Gerdau Aços Finos Piratini
The modernization of rolling mill 1 increased the surface and dimensional quality of medium and and heavy bars with gauges over 45 mm, exceeding the requirements of the German DIN standart. In 200,, the eletric arc furnace will be modernized, increasing the melt shop capacity by 15%.
Gerdau Riograndense
Improvements in the rolling mills resulted in increased metalic yield end equipment efficiency.
Gerdau Cosigua
The unit's range of products was increased with the manufacture of light structural shapes for steel structures and roofing. In addition, new exits were in installed in rolling mills 1 and 2 to increase both productivity and product quality. Galvanizing was also expanded with the increased production of agricultural products.
Gerdau Divinópolis
The updating of the medium bar rolling mil's drive and eletronic control systems will imporve equipment performance starting in 2003.
Gerdau Açonorte
The installation of new equipament will modernize the welded mesh factory and improve is installed capacity and productivity.
Gerdau Usiba
The installation of a new continuous casting unit, initiated in 2002, will be completed in 2004. The equipment will provide a 20% increase in melt shop output, in addition to improving product quality and reducing operating costs.
Gerdau AZA
Investments were primarily aimed at the optimization of rolling mill productivity, the reducrtion of costs and the improvement of product quality. Improvements in storage warehouses and product loading resulted in operational excellence and better customer service.
Gerdau Laisa
The refurbihing of the continuous casting unit, initiated in 2002, will enable the production of larger section billets (from 100 X 100 mm to 120 X 120 mm) for greater productivity at the melt shop and rolling mill.

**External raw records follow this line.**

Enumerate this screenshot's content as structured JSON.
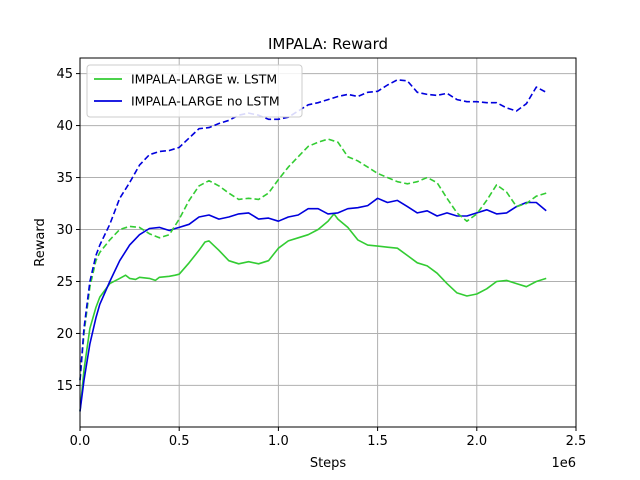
{
  "chart_data": {
    "type": "line",
    "title": "IMPALA: Reward",
    "xlabel": "Steps",
    "ylabel": "Reward",
    "x_offset_text": "1e6",
    "xlim": [
      0,
      2500000
    ],
    "ylim": [
      11,
      46.5
    ],
    "xticks": [
      0,
      500000,
      1000000,
      1500000,
      2000000,
      2500000
    ],
    "xtick_labels": [
      "0.0",
      "0.5",
      "1.0",
      "1.5",
      "2.0",
      "2.5"
    ],
    "yticks": [
      15,
      20,
      25,
      30,
      35,
      40,
      45
    ],
    "ytick_labels": [
      "15",
      "20",
      "25",
      "30",
      "35",
      "40",
      "45"
    ],
    "grid": true,
    "legend_position": "top-left",
    "colors": {
      "green": "#33cc33",
      "blue": "#0000dd"
    },
    "series": [
      {
        "name": "IMPALA-LARGE w. LSTM",
        "color": "#33cc33",
        "style": "solid",
        "x": [
          0,
          20000,
          50000,
          80000,
          100000,
          150000,
          200000,
          230000,
          250000,
          280000,
          300000,
          350000,
          380000,
          400000,
          450000,
          480000,
          500000,
          550000,
          600000,
          630000,
          650000,
          700000,
          750000,
          800000,
          850000,
          900000,
          950000,
          1000000,
          1050000,
          1100000,
          1150000,
          1200000,
          1250000,
          1280000,
          1300000,
          1350000,
          1400000,
          1450000,
          1500000,
          1550000,
          1600000,
          1650000,
          1700000,
          1750000,
          1800000,
          1850000,
          1900000,
          1950000,
          2000000,
          2050000,
          2100000,
          2150000,
          2200000,
          2250000,
          2300000,
          2350000
        ],
        "y": [
          12.5,
          16.5,
          20.5,
          22.5,
          23.5,
          24.8,
          25.3,
          25.6,
          25.3,
          25.2,
          25.4,
          25.3,
          25.1,
          25.4,
          25.5,
          25.6,
          25.7,
          26.8,
          28.0,
          28.8,
          28.9,
          28.0,
          27.0,
          26.7,
          26.9,
          26.7,
          27.0,
          28.2,
          28.9,
          29.2,
          29.5,
          30.0,
          30.8,
          31.5,
          31.0,
          30.2,
          29.0,
          28.5,
          28.4,
          28.3,
          28.2,
          27.5,
          26.8,
          26.5,
          25.8,
          24.8,
          23.9,
          23.6,
          23.8,
          24.3,
          25.0,
          25.1,
          24.8,
          24.5,
          25.0,
          25.3
        ]
      },
      {
        "name": "IMPALA-LARGE no LSTM",
        "color": "#0000dd",
        "style": "solid",
        "x": [
          0,
          20000,
          50000,
          80000,
          100000,
          150000,
          200000,
          250000,
          300000,
          350000,
          400000,
          450000,
          480000,
          500000,
          550000,
          600000,
          650000,
          700000,
          750000,
          800000,
          850000,
          900000,
          950000,
          1000000,
          1050000,
          1100000,
          1150000,
          1200000,
          1250000,
          1300000,
          1350000,
          1400000,
          1450000,
          1500000,
          1550000,
          1600000,
          1650000,
          1700000,
          1750000,
          1800000,
          1850000,
          1900000,
          1950000,
          2000000,
          2050000,
          2100000,
          2150000,
          2200000,
          2250000,
          2300000,
          2350000
        ],
        "y": [
          12.5,
          15.5,
          19.0,
          21.5,
          22.8,
          25.0,
          27.0,
          28.5,
          29.5,
          30.1,
          30.2,
          29.9,
          30.1,
          30.2,
          30.5,
          31.2,
          31.4,
          31.0,
          31.2,
          31.5,
          31.6,
          31.0,
          31.1,
          30.8,
          31.2,
          31.4,
          32.0,
          32.0,
          31.5,
          31.6,
          32.0,
          32.1,
          32.3,
          33.0,
          32.6,
          32.8,
          32.2,
          31.6,
          31.8,
          31.3,
          31.6,
          31.3,
          31.3,
          31.6,
          31.9,
          31.5,
          31.6,
          32.2,
          32.6,
          32.6,
          31.8
        ]
      },
      {
        "name": "",
        "color": "#33cc33",
        "style": "dashed",
        "x": [
          0,
          20000,
          50000,
          80000,
          100000,
          150000,
          200000,
          250000,
          300000,
          350000,
          400000,
          450000,
          500000,
          550000,
          600000,
          650000,
          700000,
          750000,
          800000,
          850000,
          900000,
          950000,
          1000000,
          1050000,
          1100000,
          1150000,
          1200000,
          1250000,
          1300000,
          1350000,
          1400000,
          1450000,
          1500000,
          1550000,
          1600000,
          1650000,
          1700000,
          1750000,
          1800000,
          1850000,
          1900000,
          1950000,
          2000000,
          2050000,
          2100000,
          2150000,
          2200000,
          2250000,
          2300000,
          2350000
        ],
        "y": [
          15.5,
          20.0,
          24.5,
          27.0,
          27.8,
          29.0,
          30.0,
          30.3,
          30.2,
          29.6,
          29.2,
          29.5,
          31.0,
          32.8,
          34.2,
          34.7,
          34.2,
          33.5,
          32.9,
          33.0,
          32.9,
          33.5,
          34.8,
          36.0,
          37.0,
          38.0,
          38.4,
          38.7,
          38.4,
          37.0,
          36.6,
          36.0,
          35.4,
          35.0,
          34.6,
          34.4,
          34.6,
          35.0,
          34.5,
          33.0,
          31.6,
          30.8,
          31.5,
          32.8,
          34.3,
          33.6,
          32.2,
          32.5,
          33.2,
          33.5
        ]
      },
      {
        "name": "",
        "color": "#0000dd",
        "style": "dashed",
        "x": [
          0,
          20000,
          50000,
          80000,
          100000,
          150000,
          200000,
          250000,
          300000,
          350000,
          400000,
          450000,
          500000,
          550000,
          600000,
          650000,
          700000,
          750000,
          800000,
          850000,
          900000,
          950000,
          1000000,
          1050000,
          1100000,
          1150000,
          1200000,
          1250000,
          1300000,
          1350000,
          1400000,
          1450000,
          1500000,
          1550000,
          1600000,
          1650000,
          1700000,
          1750000,
          1800000,
          1850000,
          1900000,
          1950000,
          2000000,
          2050000,
          2100000,
          2150000,
          2200000,
          2250000,
          2300000,
          2350000
        ],
        "y": [
          15.5,
          20.5,
          25.0,
          27.5,
          28.5,
          30.5,
          33.0,
          34.5,
          36.2,
          37.2,
          37.5,
          37.6,
          37.9,
          38.8,
          39.7,
          39.8,
          40.2,
          40.5,
          41.0,
          41.2,
          41.0,
          40.6,
          40.6,
          40.8,
          41.4,
          42.0,
          42.2,
          42.5,
          42.8,
          43.0,
          42.8,
          43.2,
          43.3,
          43.9,
          44.4,
          44.3,
          43.2,
          43.0,
          42.9,
          43.1,
          42.5,
          42.3,
          42.3,
          42.2,
          42.2,
          41.7,
          41.4,
          42.1,
          43.7,
          43.2
        ]
      }
    ]
  }
}
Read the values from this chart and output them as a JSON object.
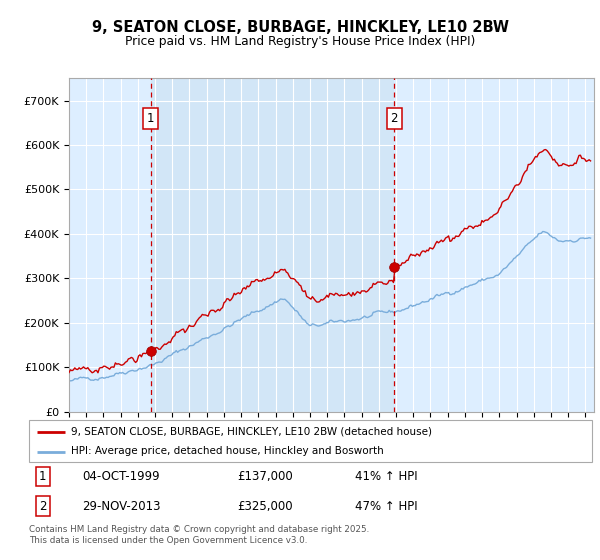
{
  "title": "9, SEATON CLOSE, BURBAGE, HINCKLEY, LE10 2BW",
  "subtitle": "Price paid vs. HM Land Registry's House Price Index (HPI)",
  "sale1_date": "04-OCT-1999",
  "sale1_price": 137000,
  "sale1_label": "41% ↑ HPI",
  "sale2_date": "29-NOV-2013",
  "sale2_price": 325000,
  "sale2_label": "47% ↑ HPI",
  "legend_line1": "9, SEATON CLOSE, BURBAGE, HINCKLEY, LE10 2BW (detached house)",
  "legend_line2": "HPI: Average price, detached house, Hinckley and Bosworth",
  "footer": "Contains HM Land Registry data © Crown copyright and database right 2025.\nThis data is licensed under the Open Government Licence v3.0.",
  "line_color_red": "#cc0000",
  "line_color_blue": "#7aaddb",
  "background_color": "#ddeeff",
  "highlight_color": "#cce0f5",
  "vline_color": "#cc0000",
  "ylim": [
    0,
    750000
  ],
  "yticks": [
    0,
    100000,
    200000,
    300000,
    400000,
    500000,
    600000,
    700000
  ],
  "ytick_labels": [
    "£0",
    "£100K",
    "£200K",
    "£300K",
    "£400K",
    "£500K",
    "£600K",
    "£700K"
  ],
  "sale1_year": 1999.75,
  "sale2_year": 2013.9
}
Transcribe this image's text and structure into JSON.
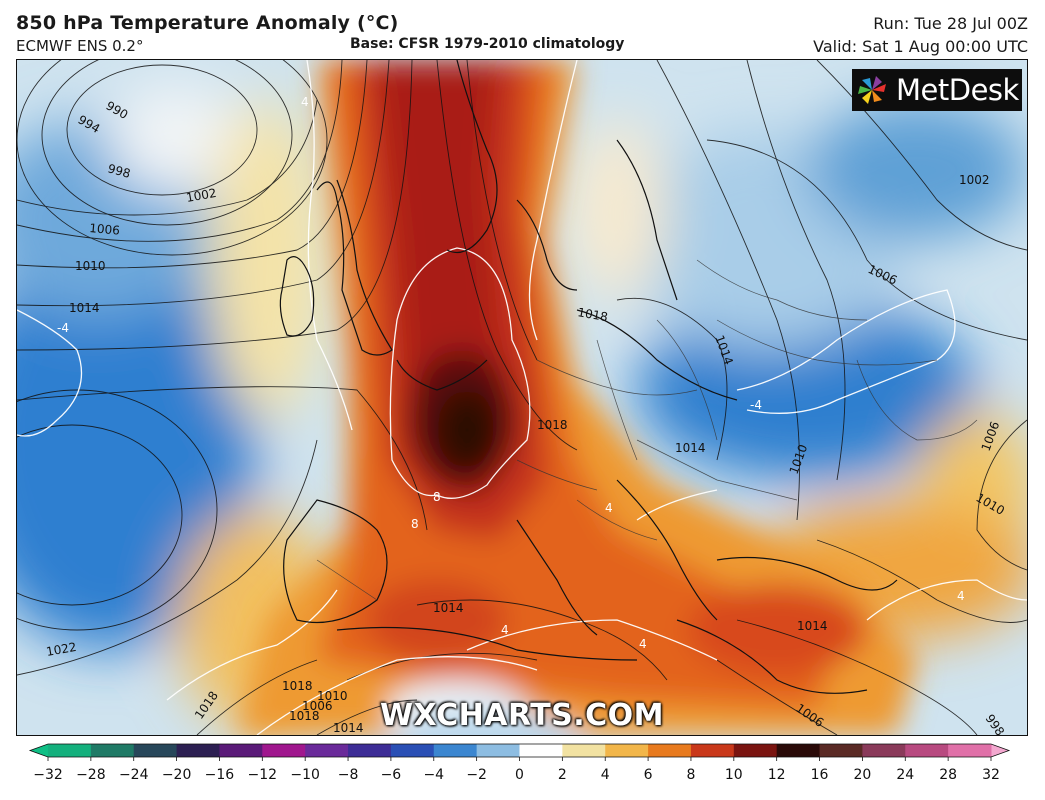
{
  "header": {
    "title": "850 hPa Temperature Anomaly (°C)",
    "model": "ECMWF ENS 0.2°",
    "base": "Base: CFSR 1979-2010 climatology",
    "run": "Run: Tue 28 Jul 00Z",
    "valid": "Valid: Sat 1 Aug 00:00 UTC"
  },
  "logo": {
    "text": "MetDesk"
  },
  "watermark": "WXCHARTS.COM",
  "isobar_labels": [
    {
      "text": "990"
    },
    {
      "text": "994"
    },
    {
      "text": "998"
    },
    {
      "text": "1002"
    },
    {
      "text": "1006"
    },
    {
      "text": "1010"
    },
    {
      "text": "1014"
    },
    {
      "text": "1018"
    },
    {
      "text": "1018"
    },
    {
      "text": "1014"
    },
    {
      "text": "1010"
    },
    {
      "text": "1006"
    },
    {
      "text": "1002"
    },
    {
      "text": "1006"
    },
    {
      "text": "1010"
    },
    {
      "text": "1006"
    },
    {
      "text": "998"
    },
    {
      "text": "1014"
    },
    {
      "text": "1018"
    },
    {
      "text": "1022"
    },
    {
      "text": "1014"
    },
    {
      "text": "1018"
    },
    {
      "text": "1014"
    },
    {
      "text": "1006"
    },
    {
      "text": "1010"
    },
    {
      "text": "1018"
    },
    {
      "text": "1014"
    }
  ],
  "anomaly_labels": [
    {
      "text": "4"
    },
    {
      "text": "-4"
    },
    {
      "text": "8"
    },
    {
      "text": "8"
    },
    {
      "text": "-4"
    },
    {
      "text": "4"
    },
    {
      "text": "4"
    },
    {
      "text": "4"
    },
    {
      "text": "4"
    }
  ],
  "colorbar": {
    "ticks": [
      "−32",
      "−28",
      "−24",
      "−20",
      "−16",
      "−12",
      "−10",
      "−8",
      "−6",
      "−4",
      "−2",
      "0",
      "2",
      "4",
      "6",
      "8",
      "10",
      "12",
      "16",
      "20",
      "24",
      "28",
      "32"
    ],
    "colors": [
      "#14b07d",
      "#1f7a66",
      "#27475a",
      "#2c1f52",
      "#5a1a78",
      "#a0178e",
      "#6a2a9a",
      "#3d2d96",
      "#2a4fb5",
      "#3b86d0",
      "#8dbde2",
      "#ffffff",
      "#f2e2a2",
      "#f2b64a",
      "#e87a1e",
      "#c9381a",
      "#7a1410",
      "#2a0a08",
      "#5a2a25",
      "#8a3a5a",
      "#b84a80",
      "#e070a8",
      "#f7b6d6"
    ],
    "left_color": "#0fbf85",
    "right_color": "#f3a8cf"
  }
}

Gerdau AmeriSteel Cartersville
A nova área de embalagem automática e estoque de laminados irá otimizar a logística da usina.
Gerdau AmeriSteel Charlotte and Gerdau AmeriSteel Knoxville
The implementation of new drive and eletronic control systems for the rolling mills in the two units will increase both productivity and produtc quality.
Gerdau AmeriSteel Jackson
The complete refurbishing of the continuous casting unit will reduce losses and improve product quality.
Gerdau AmeriSteel Cambridge
The operating performance of the melt shop was expanded with the installation of a new gantry crane.